この日から、僧侶は、それまでの「冬仕様の格好」を改めて、春仕様にしていきます。そのために、帽子を被って坐禅していたのを止め、叉手も「衣手」から出すのです。なお、この「炉」に因む「開炉・閉炉」の日には、「炉」そのものを仏法とし、中で焚かれる「火」そのものを、自己に具わる「仏性」として参究するための機縁ともしたのです。

 閉炉の上堂。
 有時は口を開いて炎熱を吐き、有時は頂を覆うて寒灰を図る。
 世界の闊きが如く、古鏡の量に同じ。
 且く道え、大衆、而今、什麼の図をか現成せん。
 良久して云く、夜半靴を穿ち去り、天明に帽を戴せて帰る。
    『義雲和尚語録(上)』「宝慶寺語録」

これは、時期は不明ですが、義雲禅師がまだ宝慶寺におられた頃に、3月1日(2月1日の可能性もある)に行われた閉炉の上堂です。端的にいえば、「今日で炉は閉じますよ」という話しであります。
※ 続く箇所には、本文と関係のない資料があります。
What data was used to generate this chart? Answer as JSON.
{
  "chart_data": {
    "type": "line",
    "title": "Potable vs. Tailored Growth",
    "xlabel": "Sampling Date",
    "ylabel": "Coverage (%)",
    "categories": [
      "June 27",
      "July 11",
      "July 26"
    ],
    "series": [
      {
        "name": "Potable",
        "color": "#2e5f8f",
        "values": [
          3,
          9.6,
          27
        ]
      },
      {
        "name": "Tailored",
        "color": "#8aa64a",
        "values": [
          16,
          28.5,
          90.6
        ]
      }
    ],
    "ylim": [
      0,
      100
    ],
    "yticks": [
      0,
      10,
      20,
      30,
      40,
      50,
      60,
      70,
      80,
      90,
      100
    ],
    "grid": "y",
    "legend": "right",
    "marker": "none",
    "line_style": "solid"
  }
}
よって、この上堂の内容を詳しく見ていくと、やはりこの「炉」の開閉について論じられていることが分かります。

まず、「口を開いて炎熱を吐き」は、炉が開いているところです。「頂を覆うて寒灰を図る」は、炉の蓋を閉じてしまったところです。この炉の様子とはまさに、世界の広い様子、或いは古鏡そのものであります。これは、中国の雪峰義存禅師の言葉を用いて述べておられるところです。まさに炉中とは、仏祖が鍛練する「現場」であり、それで尽十方界真実人体であるので、世界の広さであり、同時に道理そのものを能く映すことから、古鏡でもあるのです。「古鏡」とは破れ鏡のことですが、それが同時に、私見を交えることなく現成するこの世界そのものをいうことから、悟りを輝かしいものだとばかり考えない禅宗では、良く用いられました。道元禅師も『正法眼蔵』に「古鏡」一巻を撰述されています。

そこで、義雲禅師は今まさに、ここにどのような「図」、それはつまり悟りの姿を現ずるか?と聞いておられるのです。そこで、ここは同安常察の『十玄談』から引用していますが、夜半に靴に足を突っ込んで(=穿って)外出し、朝方に帽子を被って帰ってくるといいました。問題はこれが「玄談」として語られていることです。本来この言葉は、奥深い悟りについて語るところです。しかし、夜に外出し、朝に帰って来るというのは、まるで俗人のような生き方です。しかし、義雲禅師はそれを用いたかったのでしょう。いわゆる、仏祖の修行に於ける聖俗二諦を超えていく有り様を、学人に期待したに違いないのです。

義雲禅師の上堂語には、中国曹洞宗の宏智正覚禅師のような古風、いわゆる黙照禅的な見解が見え、どこか「本来具わる悟り」に安住することを求めているような感じがあります(これは、拙僧の私見です)。ですので、敢えて「火炉」を問いつつ、しかし、火炉が本来修行の激烈なる様子を示す言葉なのに、日常底の価値観に解体し、その価値の壊れ行く様子を、修行僧達に共有させようとしたように思われるわけです。そして、聖俗二諦を超えること、これは第一義として非常に大切な教えです。

ところで、今日から3月です。3月は旧暦で「弥生(やよい)」といいますが、この「弥」は「いよいよ」「ますます」の意、「生」は「生える」「生い茂る」の意です。よって、暖春に至り様々な木々や草花がいよいよ生い茂る時期になるということです。まぁ、新暦・旧暦の違いがあり、旧暦で考えればあと1ヶ月くらい後の話となり、その頃だと桜の花も咲き、本気で春めいてくる時期でもありますから納得出来ますが、3月1日の段階だと、まだまだという感じもします。

ということで、3月といえば、年度替わりに当たりますので、「別れの季節」でもあります。でも、4月の年度始まりの「出会いの季節」を前に、ここは皆さん一踏ん張りでございます。